Procurou mais um pouco, mas não achou a grana que precisava. Mas fugiria do mesmo jeito.

Já estava ofegante quando avistou a saída da propriedade. Seus tornozelos doíam, pois estava obstinado a sair dali de qualquer maneira, mesmo que aquilo culminasse em desrespeitar a sugestão de Noah de não fugir em hipótese alguma.

Oh... Noah. Voltaria lá para buscá-lo com certeza. Proporcionaria uma vida boa para ele, como ninguém jamais o fez. Mas por enquanto, todas as suas energias estavam concentradas em si mesmo. Para que saísse dali com vida.

Mesmo que estivesse mancando e fodido à quarta potência, soltava uns risinhos e pensava no quanto Gerard fora um otário em deixar a fazenda tão depressa, deixando um caminho livre e espaçoso para ele passar feliz e saltitante - não era para tanto, mas ele se sentia mentalmente assim, e repleto de esperança. Com aquela chama acesa, flamejante e estalando como uma fogueira.
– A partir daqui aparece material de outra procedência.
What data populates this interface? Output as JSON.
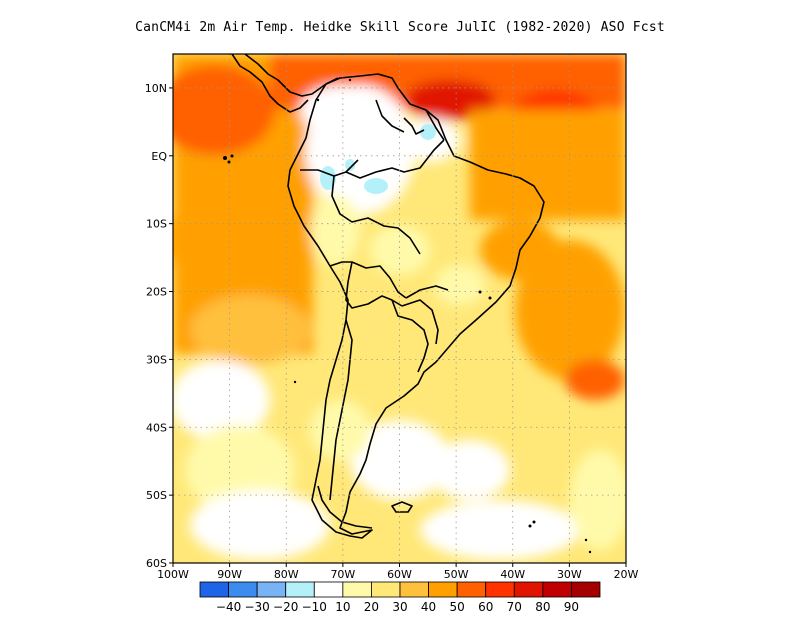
{
  "title": "CanCM4i  2m Air Temp. Heidke Skill Score JulIC (1982-2020) ASO Fcst",
  "map": {
    "region": "South America",
    "lon_range": [
      -100,
      -20
    ],
    "lat_range": [
      -60,
      15
    ],
    "lon_ticks": [
      "100W",
      "90W",
      "80W",
      "70W",
      "60W",
      "50W",
      "40W",
      "30W",
      "20W"
    ],
    "lat_ticks": [
      "10N",
      "EQ",
      "10S",
      "20S",
      "30S",
      "40S",
      "50S",
      "60S"
    ],
    "grid": "dotted"
  },
  "colorbar": {
    "labels": [
      "-40",
      "-30",
      "-20",
      "-10",
      "10",
      "20",
      "30",
      "40",
      "50",
      "60",
      "70",
      "80",
      "90"
    ],
    "colors": [
      "#1e64e6",
      "#3c8cf0",
      "#78b4f5",
      "#b4f0fa",
      "#ffffff",
      "#fffaaa",
      "#ffe878",
      "#ffc03c",
      "#ffa000",
      "#ff6000",
      "#ff3200",
      "#e11400",
      "#c00000",
      "#a50000"
    ]
  }
}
Alguns grilos ainda cantavam escondidos em algum lugar e fora isso, apenas os passos pesados e rápidos de Frank ecoavam em meio aquele nada. Passando pela porta, ele se permitiu soltar o ar de alívio que estava o sufocando. Parou alguns instantes. Sorriu feliz.

Decidiu que seria melhor correr e sentir de fato a sensação de liberdade.

Então o fez.

Só que depois de alguns instantes, ele ouviu aquela freada.

Correu mais ainda, ouviu aquele arranque e a aceleração do carro. Não sabia quem era. Não tinha certeza.

Seria um azar da porra se fosse seu tio. E bem...

Era ele. À certa distância, mas era ele.

Foi a partir daquele momento, que começara a caçada. Um cão atrás do gato.